I shrug. “Yeah, I suppose that makes sense. But it’s still gross.”
“When do I get to meet Sam?”
“Can you come up and visit me anytime soon? I think her plan is too leave after Christmas.”
“When are you going home?” Her head was up on my chest now; her ear right above my heart.
She looked up at me and kissed me on the lips, her breath still minty from what I assume must be a stick of gum she chewed on her way here; her lips salty with sweat. “Why don’t I go with you?”
“I have a day shift tomorrow, and I’ll ask my friend Gwen if she can cover my Thursday shift, then I was off for a four day weekend.”
“That sounds perfect.”
We both laid there for a half hour, not speaking but not sleeping. We were too excited, and our bodies hadn’t calmed down yet.
“So, I’m quite a bit older than you huh?” I couldn’t see her face, but I heard the smile in her tone of voice.
“Yeah. You’re a cougar and you didn’t even know it.”
Her head lifted off of my chest, and spun around toward mine.
“A cougar?” She looked confused by the term.
“Is ‘cougar’ not a term yet?” She shook her head. “It means an older woman who likes younger men.”
“Ugh… you have a term for that in the future? Is there a term for when a man likes younger women?”
I shook my head. “Not that I’m aware of.”

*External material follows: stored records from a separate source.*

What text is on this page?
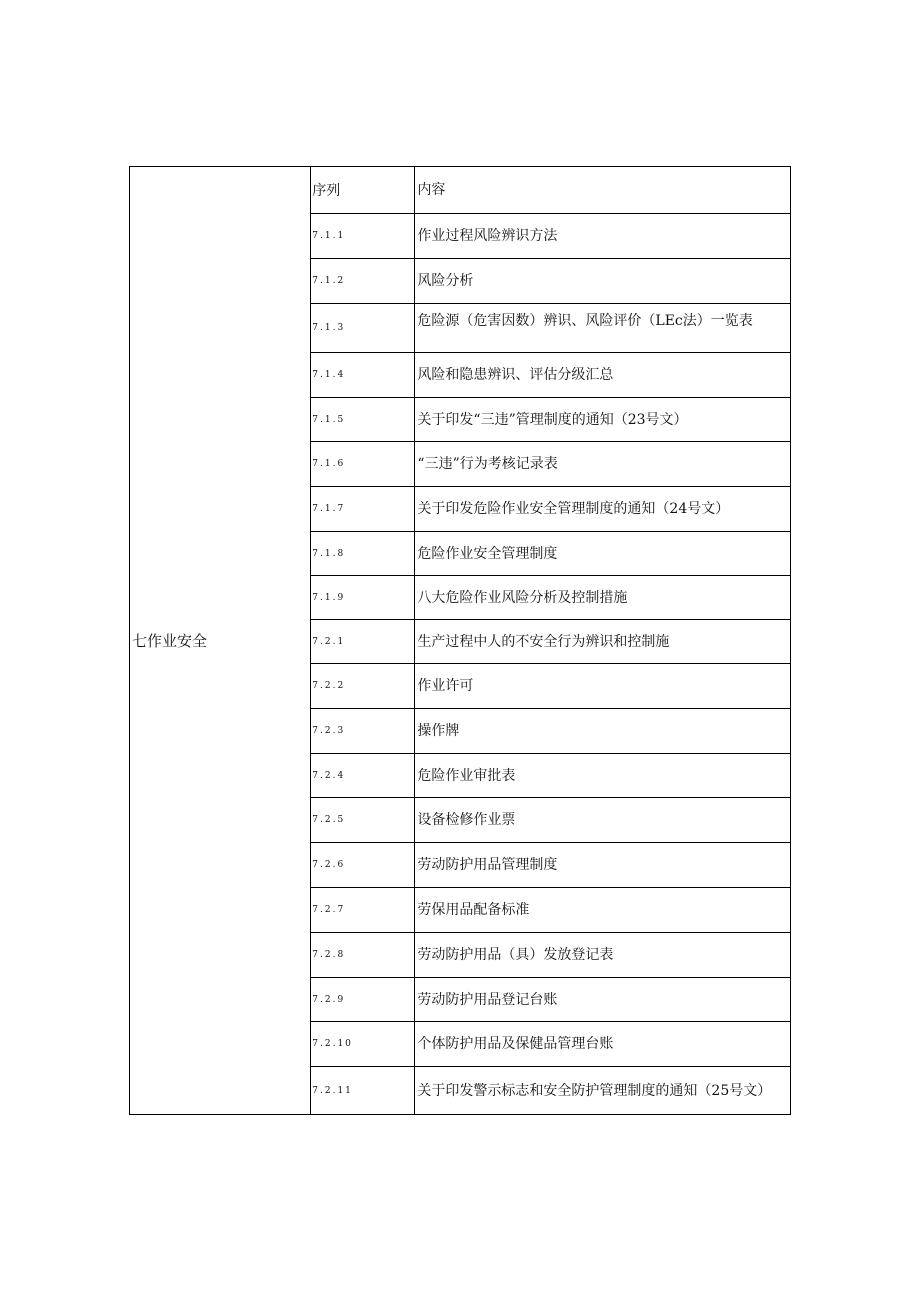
七作业安全	序列	内容
	7.1.1	作业过程风险辨识方法
	7.1.2	风险分析
	7.1.3	危险源（危害因数）辨识、风险评价（LEc法）一览表
	7.1.4	风险和隐患辨识、评估分级汇总
	7.1.5	关于印发“三违”管理制度的通知（23号文）
	7.1.6	“三违”行为考核记录表
	7.1.7	关于印发危险作业安全管理制度的通知（24号文）
	7.1.8	危险作业安全管理制度
	7.1.9	八大危险作业风险分析及控制措施
	7.2.1	生产过程中人的不安全行为辨识和控制施
	7.2.2	作业许可
	7.2.3	操作牌
	7.2.4	危险作业审批表
	7.2.5	设备检修作业票
	7.2.6	劳动防护用品管理制度
	7.2.7	劳保用品配备标准
	7.2.8	劳动防护用品（具）发放登记表
	7.2.9	劳动防护用品登记台账
	7.2.10	个体防护用品及保健品管理台账
	7.2.11	关于印发警示标志和安全防护管理制度的通知（25号文）
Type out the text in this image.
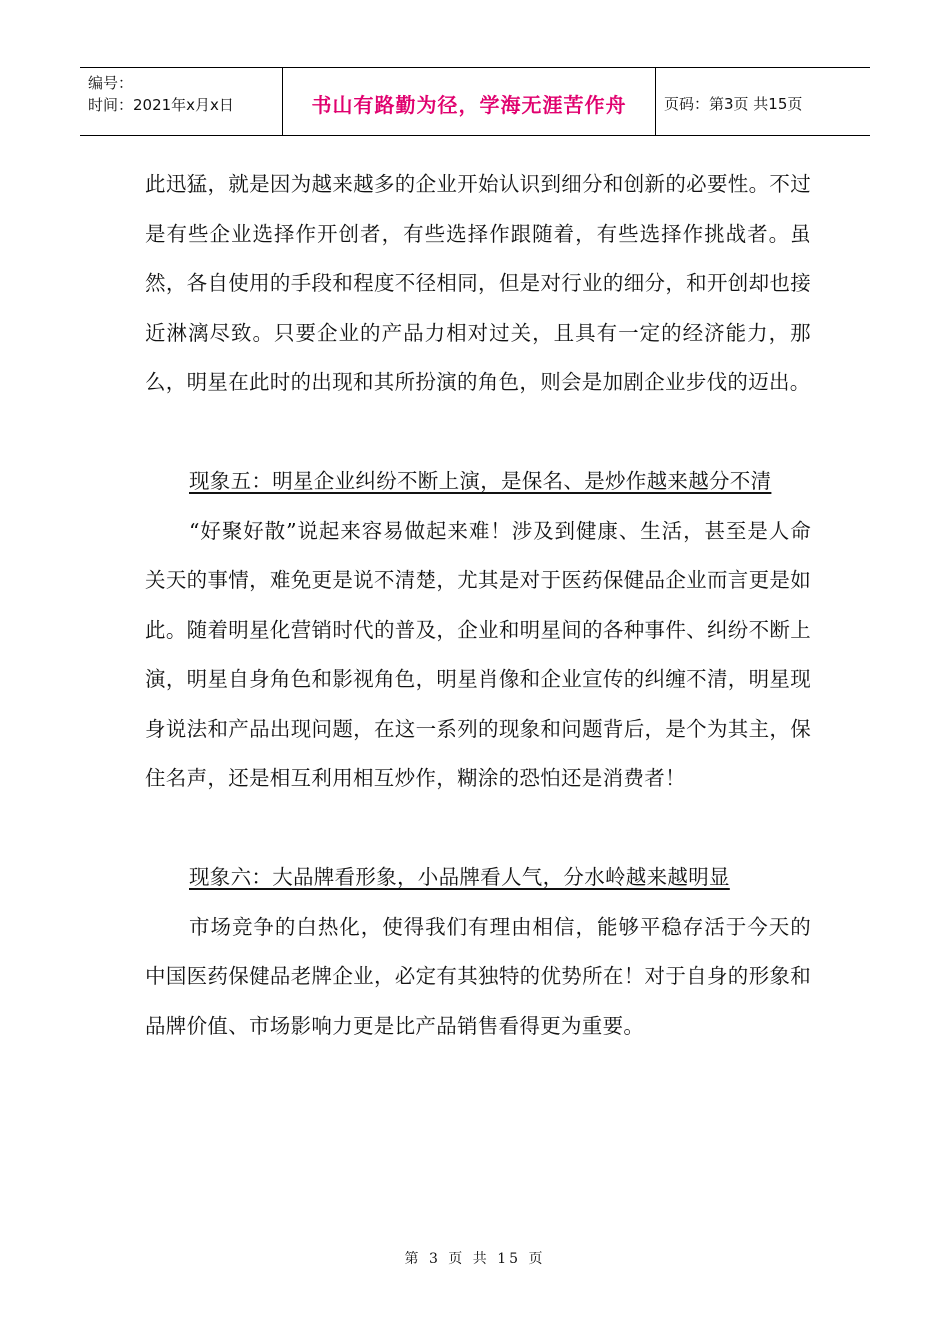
编号：
时间：2021年x月x日	书山有路勤为径，学海无涯苦作舟	页码：第3页 共15页

此迅猛，就是因为越来越多的企业开始认识到细分和创新的必要性。不过是有些企业选择作开创者，有些选择作跟随着，有些选择作挑战者。虽然，各自使用的手段和程度不径相同，但是对行业的细分，和开创却也接近淋漓尽致。只要企业的产品力相对过关，且具有一定的经济能力，那么，明星在此时的出现和其所扮演的角色，则会是加剧企业步伐的迈出。

现象五：明星企业纠纷不断上演，是保名、是炒作越来越分不清

“好聚好散”说起来容易做起来难！涉及到健康、生活，甚至是人命关天的事情，难免更是说不清楚，尤其是对于医药保健品企业而言更是如此。随着明星化营销时代的普及，企业和明星间的各种事件、纠纷不断上演，明星自身角色和影视角色，明星肖像和企业宣传的纠缠不清，明星现身说法和产品出现问题，在这一系列的现象和问题背后，是个为其主，保住名声，还是相互利用相互炒作，糊涂的恐怕还是消费者！

现象六：大品牌看形象，小品牌看人气，分水岭越来越明显

市场竞争的白热化，使得我们有理由相信，能够平稳存活于今天的中国医药保健品老牌企业，必定有其独特的优势所在！对于自身的形象和品牌价值、市场影响力更是比产品销售看得更为重要。

第 3 页 共 15 页
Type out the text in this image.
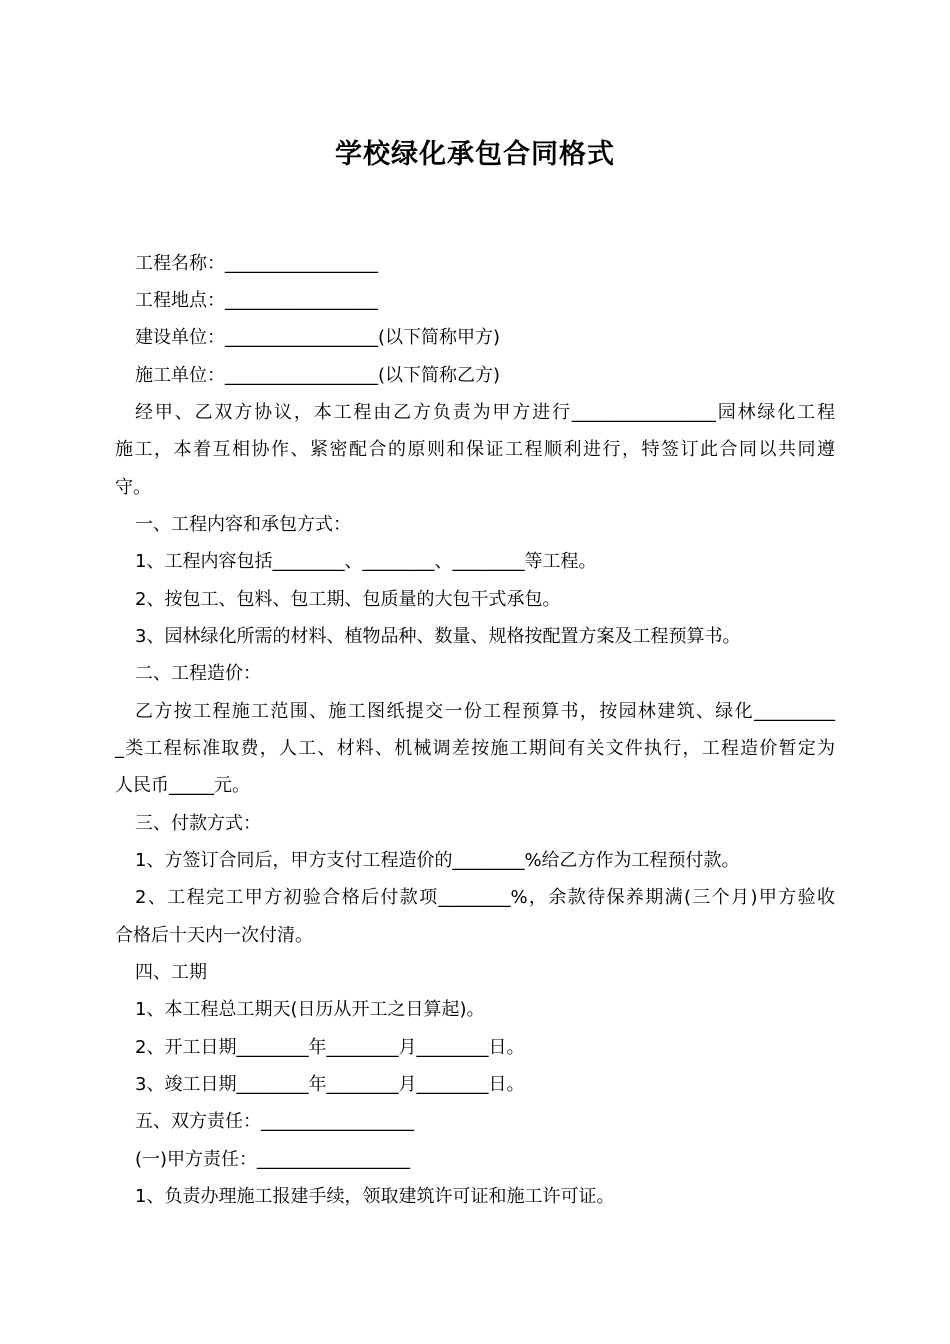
学校绿化承包合同格式
工程名称：_________________
工程地点：_________________
建设单位：_________________(以下简称甲方)
施工单位：_________________(以下简称乙方)
经甲、乙双方协议，本工程由乙方负责为甲方进行________________园林绿化工程
施工，本着互相协作、紧密配合的原则和保证工程顺利进行，特签订此合同以共同遵
守。
一、工程内容和承包方式：
1、工程内容包括________、________、________等工程。
2、按包工、包料、包工期、包质量的大包干式承包。
3、园林绿化所需的材料、植物品种、数量、规格按配置方案及工程预算书。
二、工程造价：
乙方按工程施工范围、施工图纸提交一份工程预算书，按园林建筑、绿化_________
_类工程标准取费，人工、材料、机械调差按施工期间有关文件执行，工程造价暂定为
人民币_____元。
三、付款方式：
1、方签订合同后，甲方支付工程造价的________%给乙方作为工程预付款。
2、工程完工甲方初验合格后付款项________%，余款待保养期满(三个月)甲方验收
合格后十天内一次付清。
四、工期
1、本工程总工期天(日历从开工之日算起)。
2、开工日期________年________月________日。
3、竣工日期________年________月________日。
五、双方责任：_________________
(一)甲方责任：_________________
1、负责办理施工报建手续，领取建筑许可证和施工许可证。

She put her head back on my chest. “Good to know sexism still exists in the future.”
“It really sucks. Sorry.”
“Tell me something good that happens in the future. Something that isn’t too specific, but that you can tell me without any consequences.”
I shrug, and rub her bare back gently as I think. “What do you want to know?”
“There’s a thing, I guess technically it already exists right now, but not in its full form, called the internet. Essentially, everyone has a computer, and access to all of the world’s knowledge.”
She smiles and looks up at me and kisses me. “I guess that explains why you’re so smart.”
I laugh. “Well, a lot of things have been made better by the internet, but overall, I’m not sure that anyone is necessarily smarter or better informed.”
“If everyone has access to all of the world’s knowledge, how could they not be more informed?”
I smile a sad smile. “Well, there’s more information, but there’s also a lot of contradictory information, and so everything can seem a bit more complicated. Also, there are people not interested in using it for learning.”
She looked blankly.
“Video games become more elaborate, but not necessarily more educational.” I stopped myself for a second. “Although, they have made the world smaller, you can play a video game here in Florida, with a little boy in Japan. That’s pretty cool.”
I told her about the internet, and how she’d be able to contact distant relatives, and forgotten friends, and more pornography than any one human could imagine; she thought I was playing with her when I mentioned those; and that we could see footage of events happening on the other side of the globe seconds after they occurred. It was clear that her mind was blown, and the sleep that she had avoided up until that point overtook her. I don’t know how long I laid there before I fell asleep too.
The next morning when I woke up, there was a note on the night stand.
I’m not sure what I’m supposed to call you now. Do you still want me to call you Darren or Michael? Think about that and get back to me.
I had to go to work, can you meet me at my place at seven tonight? I want to pack up some things before we head off tomorrow morning.
I love you,
Her scent lingered in the room, and I felt intoxicated. After sitting here, holding onto it for a couple minutes, I decided that I am going to go surf again. I have plenty of time.